Janette and Joe Carter Biography

Janette Carter

 Since 1974 Janette and Joe, the children of Sara Carter of American music's celebrated Carter Family, have been holding Saturday-night concerts in Hiltons, Virginia, where their father Alvin Pleasant Carter ran a store for many years after his marriage to their mother ended. In 1976 the Carter children built a barn/concert venue on the property, calling it the Carter Fold ("fold" defined as "gathering place"), where they continue to perform every Saturday night along with other traditional mountain musicians. In 2004, Janette was 81, Joe 77. They have recorded only rarely, so Last of Their Kind is a happy occasion, notwithstanding the consideration that few of their songs keep on the sunny side. The tone is autumnal to wintry, and a sense of history and mortality extends from the title onward, to hang on nearly every note and lyric. A. P., Sara, and Maybelle are all gone, and so are Maybelle's children who shared stages with their mother, uncle, and aunt as the Carter Girls (June, Helen, and Anita). Johnny Cash died in September 2003, just a few months after his beloved June.
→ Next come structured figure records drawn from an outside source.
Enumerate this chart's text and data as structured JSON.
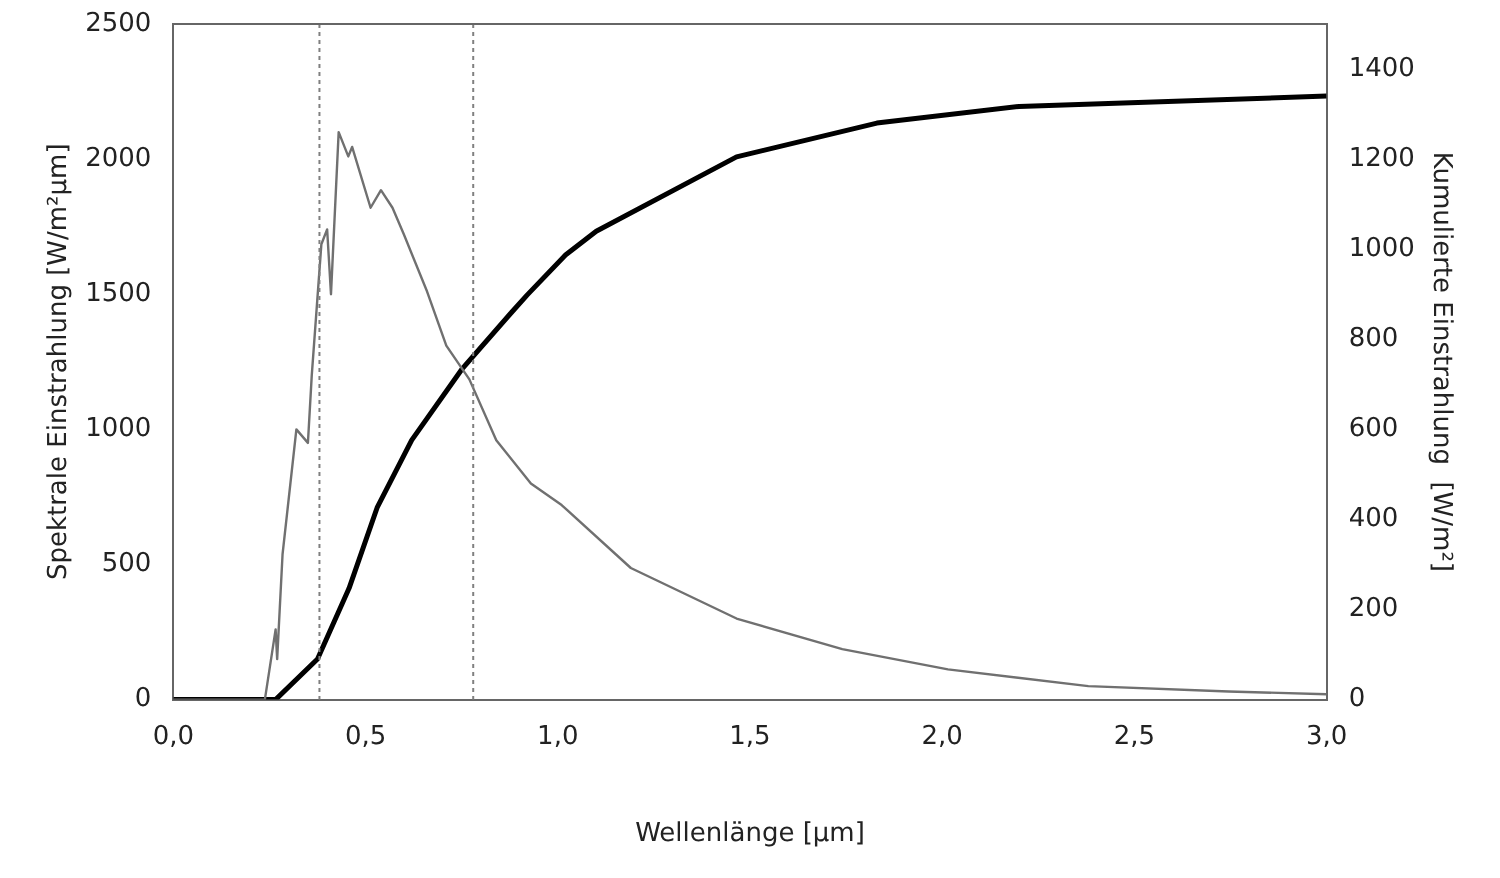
{
  "chart_data": {
    "type": "line",
    "xlabel": "Wellenlänge [µm]",
    "ylabel": "Spektrale Einstrahlung [W/m²µm]",
    "y2label": "Kumulierte Einstrahlung  [W/m²]",
    "xlim": [
      0,
      3
    ],
    "xticks": [
      {
        "value": 0,
        "label": "0,0"
      },
      {
        "value": 0.5,
        "label": "0,5"
      },
      {
        "value": 1,
        "label": "1,0"
      },
      {
        "value": 1.5,
        "label": "1,5"
      },
      {
        "value": 2,
        "label": "2,0"
      },
      {
        "value": 2.5,
        "label": "2,5"
      },
      {
        "value": 3,
        "label": "3,0"
      }
    ],
    "ylim": [
      0,
      2500
    ],
    "yticks": [
      0,
      500,
      1000,
      1500,
      2000,
      2500
    ],
    "y2lim": [
      0,
      1500
    ],
    "y2ticks": [
      0,
      200,
      400,
      600,
      800,
      1000,
      1200,
      1400
    ],
    "grid": false,
    "legend": false,
    "marker": "none",
    "line_style": "solid",
    "series": [
      {
        "color": "#707070",
        "x": [
          0,
          0.238,
          0.266,
          0.27,
          0.284,
          0.32,
          0.35,
          0.36,
          0.385,
          0.4,
          0.41,
          0.43,
          0.455,
          0.465,
          0.513,
          0.54,
          0.57,
          0.6,
          0.66,
          0.71,
          0.77,
          0.84,
          0.93,
          1.01,
          1.19,
          1.465,
          1.74,
          2.015,
          2.38,
          2.745,
          3.0
        ],
        "values": [
          0,
          0,
          260,
          150,
          537,
          1000,
          950,
          1200,
          1685,
          1740,
          1500,
          2100,
          2010,
          2045,
          1820,
          1885,
          1820,
          1720,
          1510,
          1310,
          1185,
          960,
          800,
          720,
          487,
          300,
          187,
          112,
          50,
          30,
          20
        ]
      },
      {
        "color": "#000000",
        "axis": "y2",
        "x": [
          0,
          0.266,
          0.375,
          0.457,
          0.53,
          0.62,
          0.75,
          0.88,
          0.92,
          1.02,
          1.1,
          1.465,
          1.83,
          2.2,
          3.0
        ],
        "values": [
          0,
          0,
          90,
          247,
          426,
          576,
          733,
          860,
          898,
          987,
          1040,
          1205,
          1280,
          1317,
          1340
        ]
      }
    ],
    "ref_lines": [
      {
        "axis": "x",
        "value": 0.38,
        "line_style": "dotted",
        "color": "#808080"
      },
      {
        "axis": "x",
        "value": 0.78,
        "line_style": "dotted",
        "color": "#808080"
      }
    ]
  }
}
The influence of the original Carters, often called the first family of country music, on modern Nashville music -- much of it no longer "country" by any conceivable definition -- is for all practical purposes nonexistent. It is left to bluegrass bands, old-time outfits, and folk singers to keep the legacy and the repertoire alive. Joe and Janette represent the last generation of actual Carters to do so.

Janette Carter

Joe and Janette's approach is as unadorned as it could get this side of field-recorded unaccompanied singing. She plays autoharp, her brother guitar. Here, under Johnny and June's son John Carter Cash's unobtrusive production, they are joined on occasion by Laura Cash (John Carter's wife) on fiddle or guitar, Jerry Hensley or Larry Perkins on guitar, and Dennis Crouch on stand-up bass. Theirs are old, cracked voices, and they make no concession to any conventional notion of prettiness or perfection. Either you accept them that way, or you don't. Five of the songs are from the original Carters. They include "Little Darling, Pal of Mine" (Woody Guthrie adapted its melody for a song of his own, "This Land Is Your Land"), "Stern Old Bachelor" (as close to humor as Janette and Joe get), and an especially touching "The Poor Orphan Child," in my hearing the album's finest moment. In other hands a song with a title like "Pole It, Reba," one of Joe's originals, would be a bawdy barroom sing-along, but here it's a slight ballad about an outlaw and his Cajun wife's flight via peerow down a Louisiana river. A more fully realized Joe composition is "Through the Eyes of an Eagle," a vividly imagined gospel song in which God watches over tragedies that unfolded during the settling of the West.